S92 Phd1 protein accumulates in nitrogen-starved cells. (A) PHD1 was tagged with an in-frame 3×HA epitope in the Σ1278b (top panels) or W303 (bottom panels) backgrounds. Proteins from strains growing in rich medium (lanes 1) or switched to nitrogen-limiting conditions (SLAD) for the indicated times in hours (lanes 2 to 5) were immunoblotted with anti-HA antibodies (Phd1-3HA) or anti-histone H3 (H3). Levels of Phd1-3HA expression, relative to zero time (Σ1278b) or 4 h poststarvation (W303) and normalized to histone H3, are indicated. (B) PHD1 overexpression can induce pseudohyphae in an ste12 strain. Wild-type (top panels) and ste12 (bottom) Σ1278b yeast strains were transformed with the 2μm plasmid (2μ) expressing PHD1 (S92) (right panels) or a vector control (left). Colonies were grown on SLAD for 3 days.

STE12 and PHD1 are essential for haploid invasive growth. Haploid (MATa) Σ1278b-derived yeast strains bearing the indicated gene disruptions were spotted onto YPD plates and allowed to grow for 3 days at 30°C (Total; left panel). Yeast cells growing above the surface of the agar were gently washed away under a stream of water to reveal the extent of invasive growth (right panel).
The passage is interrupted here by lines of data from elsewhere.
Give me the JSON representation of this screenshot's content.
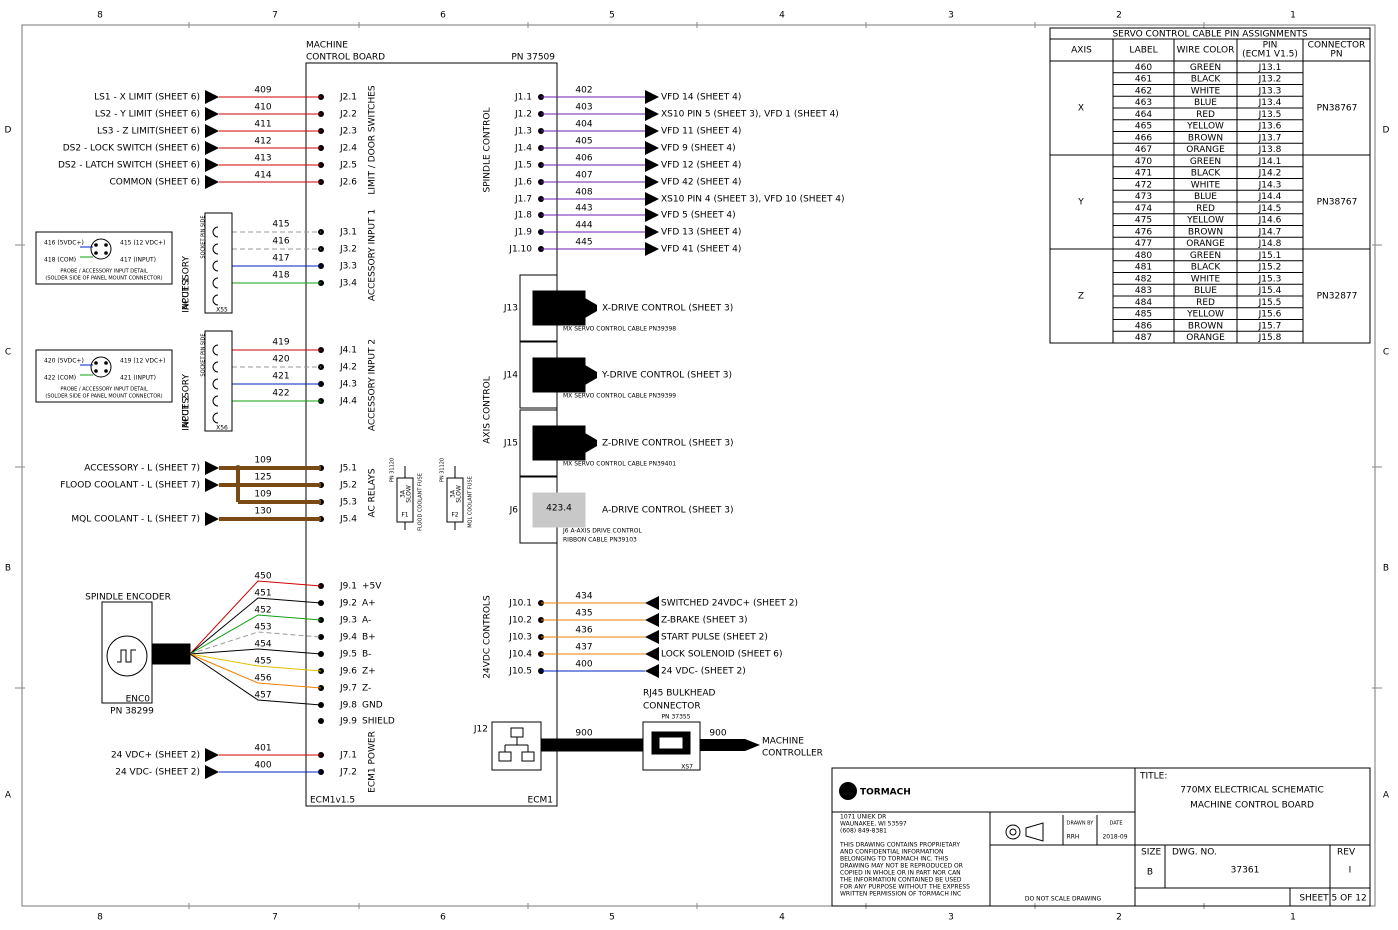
{
  "border": {
    "columns": [
      "8",
      "7",
      "6",
      "5",
      "4",
      "3",
      "2",
      "1"
    ],
    "rows": [
      "D",
      "C",
      "B",
      "A"
    ]
  },
  "board": {
    "title": [
      "MACHINE",
      "CONTROL BOARD"
    ],
    "part_number": "PN 37509",
    "label_left": "ECM1v1.5",
    "label_right": "ECM1"
  },
  "sections": {
    "left": [
      "LIMIT / DOOR SWITCHES",
      "ACCESSORY INPUT 1",
      "ACCESSORY INPUT 2",
      "AC RELAYS",
      "ECM1 POWER"
    ],
    "right": [
      "SPINDLE CONTROL",
      "AXIS CONTROL",
      "24VDC CONTROLS"
    ]
  },
  "left_pins": [
    {
      "pin": "J2.1",
      "wire": "409",
      "label": "LS1 - X LIMIT (SHEET 6)",
      "color": "#d00000"
    },
    {
      "pin": "J2.2",
      "wire": "410",
      "label": "LS2 - Y LIMIT (SHEET 6)",
      "color": "#d00000"
    },
    {
      "pin": "J2.3",
      "wire": "411",
      "label": "LS3 - Z LIMIT(SHEET 6)",
      "color": "#d00000"
    },
    {
      "pin": "J2.4",
      "wire": "412",
      "label": "DS2 - LOCK SWITCH (SHEET 6)",
      "color": "#d00000"
    },
    {
      "pin": "J2.5",
      "wire": "413",
      "label": "DS2 - LATCH SWITCH (SHEET 6)",
      "color": "#d00000"
    },
    {
      "pin": "J2.6",
      "wire": "414",
      "label": "COMMON (SHEET 6)",
      "color": "#d00000"
    },
    {
      "pin": "J3.1",
      "wire": "415",
      "color": "#999999",
      "dashed": true
    },
    {
      "pin": "J3.2",
      "wire": "416",
      "color": "#999999",
      "dashed": true
    },
    {
      "pin": "J3.3",
      "wire": "417",
      "color": "#0020c0"
    },
    {
      "pin": "J3.4",
      "wire": "418",
      "color": "#10a010"
    },
    {
      "pin": "J4.1",
      "wire": "419",
      "color": "#d00000"
    },
    {
      "pin": "J4.2",
      "wire": "420",
      "color": "#999999",
      "dashed": true
    },
    {
      "pin": "J4.3",
      "wire": "421",
      "color": "#0020c0"
    },
    {
      "pin": "J4.4",
      "wire": "422",
      "color": "#10a010"
    },
    {
      "pin": "J5.1",
      "wire": "109",
      "label": "ACCESSORY - L (SHEET 7)",
      "color": "#7a4a14"
    },
    {
      "pin": "J5.2",
      "wire": "125",
      "label": "FLOOD COOLANT - L (SHEET 7)",
      "color": "#7a4a14"
    },
    {
      "pin": "J5.3",
      "wire": "109",
      "color": "#7a4a14"
    },
    {
      "pin": "J5.4",
      "wire": "130",
      "label": "MQL COOLANT - L (SHEET 7)",
      "color": "#7a4a14"
    },
    {
      "pin": "J9.1",
      "signal": "+5V",
      "wire": "450",
      "color": "#d00000"
    },
    {
      "pin": "J9.2",
      "signal": "A+",
      "wire": "451",
      "color": "#000000"
    },
    {
      "pin": "J9.3",
      "signal": "A-",
      "wire": "452",
      "color": "#10a010"
    },
    {
      "pin": "J9.4",
      "signal": "B+",
      "wire": "453",
      "color": "#999999",
      "dashed": true
    },
    {
      "pin": "J9.5",
      "signal": "B-",
      "wire": "454",
      "color": "#000000"
    },
    {
      "pin": "J9.6",
      "signal": "Z+",
      "wire": "455",
      "color": "#e0c000"
    },
    {
      "pin": "J9.7",
      "signal": "Z-",
      "wire": "456",
      "color": "#f08000"
    },
    {
      "pin": "J9.8",
      "signal": "GND",
      "wire": "457",
      "color": "#000000"
    },
    {
      "pin": "J9.9",
      "signal": "SHIELD"
    },
    {
      "pin": "J7.1",
      "wire": "401",
      "label": "24 VDC+ (SHEET 2)",
      "color": "#d00000"
    },
    {
      "pin": "J7.2",
      "wire": "400",
      "label": "24 VDC- (SHEET 2)",
      "color": "#0020c0"
    }
  ],
  "right_pins": [
    {
      "pin": "J1.1",
      "wire": "402",
      "label": "VFD 14 (SHEET 4)",
      "color": "#6a1fb0"
    },
    {
      "pin": "J1.2",
      "wire": "403",
      "label": "XS10 PIN 5 (SHEET 3), VFD 1 (SHEET 4)",
      "color": "#6a1fb0"
    },
    {
      "pin": "J1.3",
      "wire": "404",
      "label": "VFD 11 (SHEET 4)",
      "color": "#6a1fb0"
    },
    {
      "pin": "J1.4",
      "wire": "405",
      "label": "VFD 9 (SHEET 4)",
      "color": "#6a1fb0"
    },
    {
      "pin": "J1.5",
      "wire": "406",
      "label": "VFD 12 (SHEET 4)",
      "color": "#6a1fb0"
    },
    {
      "pin": "J1.6",
      "wire": "407",
      "label": "VFD 42 (SHEET 4)",
      "color": "#6a1fb0"
    },
    {
      "pin": "J1.7",
      "wire": "408",
      "label": "XS10 PIN 4 (SHEET 3), VFD 10 (SHEET 4)",
      "color": "#6a1fb0"
    },
    {
      "pin": "J1.8",
      "wire": "443",
      "label": "VFD 5 (SHEET 4)",
      "color": "#6a1fb0"
    },
    {
      "pin": "J1.9",
      "wire": "444",
      "label": "VFD 13 (SHEET 4)",
      "color": "#6a1fb0"
    },
    {
      "pin": "J1.10",
      "wire": "445",
      "label": "VFD 41 (SHEET 4)",
      "color": "#6a1fb0"
    },
    {
      "pin": "J10.1",
      "wire": "434",
      "label": "SWITCHED 24VDC+ (SHEET 2)",
      "color": "#f08000"
    },
    {
      "pin": "J10.2",
      "wire": "435",
      "label": "Z-BRAKE (SHEET 3)",
      "color": "#f08000"
    },
    {
      "pin": "J10.3",
      "wire": "436",
      "label": "START PULSE (SHEET 2)",
      "color": "#f08000"
    },
    {
      "pin": "J10.4",
      "wire": "437",
      "label": "LOCK SOLENOID (SHEET 6)",
      "color": "#f08000"
    },
    {
      "pin": "J10.5",
      "wire": "400",
      "label": "24 VDC- (SHEET 2)",
      "color": "#0020c0"
    }
  ],
  "axis_connectors": [
    {
      "ref": "J13",
      "label": "X-DRIVE CONTROL (SHEET 3)",
      "cable": [
        "MX SERVO CONTROL CABLE PN39398"
      ]
    },
    {
      "ref": "J14",
      "label": "Y-DRIVE CONTROL (SHEET 3)",
      "cable": [
        "MX SERVO CONTROL CABLE PN39399"
      ]
    },
    {
      "ref": "J15",
      "label": "Z-DRIVE CONTROL (SHEET 3)",
      "cable": [
        "MX SERVO CONTROL CABLE PN39401"
      ]
    },
    {
      "ref": "J6",
      "label": "A-DRIVE CONTROL (SHEET 3)",
      "box": "423.4",
      "cable": [
        "J6 A-AXIS DRIVE CONTROL",
        "RIBBON CABLE PN39103"
      ]
    }
  ],
  "accessory_inputs": [
    {
      "title": [
        "ACCESSORY",
        "INPUT 1"
      ],
      "ref": "X55",
      "socket": "SOCKET PIN SIDE",
      "pins": [
        "416 (5VDC+)",
        "415 (12 VDC+)",
        "418 (COM)",
        "417 (INPUT)"
      ],
      "detail": [
        "PROBE / ACCESSORY INPUT DETAIL",
        "(SOLDER SIDE OF PANEL MOUNT CONNECTOR)"
      ]
    },
    {
      "title": [
        "ACCESSORY",
        "INPUT 2"
      ],
      "ref": "X56",
      "socket": "SOCKET PIN SIDE",
      "pins": [
        "420 (5VDC+)",
        "419 (12 VDC+)",
        "422 (COM)",
        "421 (INPUT)"
      ],
      "detail": [
        "PROBE / ACCESSORY INPUT DETAIL",
        "(SOLDER SIDE OF PANEL MOUNT CONNECTOR)"
      ]
    }
  ],
  "fuses": [
    {
      "pn": "PN 31120",
      "rating": [
        "3A",
        "SLOW"
      ],
      "ref": "F1",
      "name": "FLOOD COOLANT FUSE"
    },
    {
      "pn": "PN 31120",
      "rating": [
        "3A",
        "SLOW"
      ],
      "ref": "F2",
      "name": "MQL COOLANT FUSE"
    }
  ],
  "encoder": {
    "title": "SPINDLE ENCODER",
    "ref": "ENC0",
    "pn": "PN 38299"
  },
  "network": {
    "ref": "J12",
    "wire": "900",
    "bulkhead": [
      "RJ45 BULKHEAD",
      "CONNECTOR"
    ],
    "bulkhead_pn": "PN 37355",
    "bulkhead_ref": "XS7",
    "wire_out": "900",
    "destination": [
      "MACHINE",
      "CONTROLLER"
    ]
  },
  "servo_table": {
    "title": "SERVO CONTROL CABLE PIN ASSIGNMENTS",
    "headers": [
      [
        "AXIS"
      ],
      [
        "LABEL"
      ],
      [
        "WIRE COLOR"
      ],
      [
        "PIN",
        "(ECM1 V1.5)"
      ],
      [
        "CONNECTOR",
        "PN"
      ]
    ],
    "groups": [
      {
        "axis": "X",
        "connector": "PN38767",
        "rows": [
          [
            "460",
            "GREEN",
            "J13.1"
          ],
          [
            "461",
            "BLACK",
            "J13.2"
          ],
          [
            "462",
            "WHITE",
            "J13.3"
          ],
          [
            "463",
            "BLUE",
            "J13.4"
          ],
          [
            "464",
            "RED",
            "J13.5"
          ],
          [
            "465",
            "YELLOW",
            "J13.6"
          ],
          [
            "466",
            "BROWN",
            "J13.7"
          ],
          [
            "467",
            "ORANGE",
            "J13.8"
          ]
        ]
      },
      {
        "axis": "Y",
        "connector": "PN38767",
        "rows": [
          [
            "470",
            "GREEN",
            "J14.1"
          ],
          [
            "471",
            "BLACK",
            "J14.2"
          ],
          [
            "472",
            "WHITE",
            "J14.3"
          ],
          [
            "473",
            "BLUE",
            "J14.4"
          ],
          [
            "474",
            "RED",
            "J14.5"
          ],
          [
            "475",
            "YELLOW",
            "J14.6"
          ],
          [
            "476",
            "BROWN",
            "J14.7"
          ],
          [
            "477",
            "ORANGE",
            "J14.8"
          ]
        ]
      },
      {
        "axis": "Z",
        "connector": "PN32877",
        "rows": [
          [
            "480",
            "GREEN",
            "J15.1"
          ],
          [
            "481",
            "BLACK",
            "J15.2"
          ],
          [
            "482",
            "WHITE",
            "J15.3"
          ],
          [
            "483",
            "BLUE",
            "J15.4"
          ],
          [
            "484",
            "RED",
            "J15.5"
          ],
          [
            "485",
            "YELLOW",
            "J15.6"
          ],
          [
            "486",
            "BROWN",
            "J15.7"
          ],
          [
            "487",
            "ORANGE",
            "J15.8"
          ]
        ]
      }
    ]
  },
  "title_block": {
    "company": "TORMACH",
    "address": [
      "1071 UNIEK DR",
      "WAUNAKEE, WI 53597",
      "(608) 849-8381"
    ],
    "notice": [
      "THIS DRAWING CONTAINS PROPRIETARY",
      "AND CONFIDENTIAL INFORMATION",
      "BELONGING TO TORMACH INC. THIS",
      "DRAWING MAY NOT BE REPRODUCED OR",
      "COPIED IN WHOLE OR IN PART NOR CAN",
      "THE INFORMATION CONTAINED BE USED",
      "FOR ANY PURPOSE WITHOUT THE EXPRESS",
      "WRITTEN PERMISSION OF TORMACH INC"
    ],
    "drawn_by_label": "DRAWN BY",
    "drawn_by": "RRH",
    "date_label": "DATE",
    "date": "2018-09",
    "scale_note": "DO NOT SCALE DRAWING",
    "title_label": "TITLE:",
    "title": [
      "770MX ELECTRICAL SCHEMATIC",
      "MACHINE CONTROL BOARD"
    ],
    "size_label": "SIZE",
    "size": "B",
    "dwg_label": "DWG.  NO.",
    "dwg_no": "37361",
    "rev_label": "REV",
    "rev": "I",
    "sheet": "SHEET 5 OF 12"
  }
}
Regulation of pseudohyphal differentiation by Cdk8. (A) PHD1 expression is regulated by multiple factors, including Ste12 (blue), Tec1 (yellow), Phd1 (green), and Sok2 (red). In rich medium, PHD1 expression is limited because Cdk8 inhibits the activity of Ste12, Phd1, and likely additional factors (purple) by direct phosphorylation and is repressed by Sok2. (B) Nitrogen limitation inhibits Cdk8 by signaling that may involve Snf1 and/or PKA, which allows accumulation of Ste12 (and Tec1) to cause upregulation of PHD1 expression. PKA signaling through Yak1 also inhibits the repressor Sok2. Phd1 accumulates in nitrogen-starved cells and autoactivates its own expression in a positive-feedback loop. Accumulation of combinations of these factors causes activation of downstream target filamentous response genes (FRG), in combination with Flo8, whose activity is positively regulated by PKA signaling.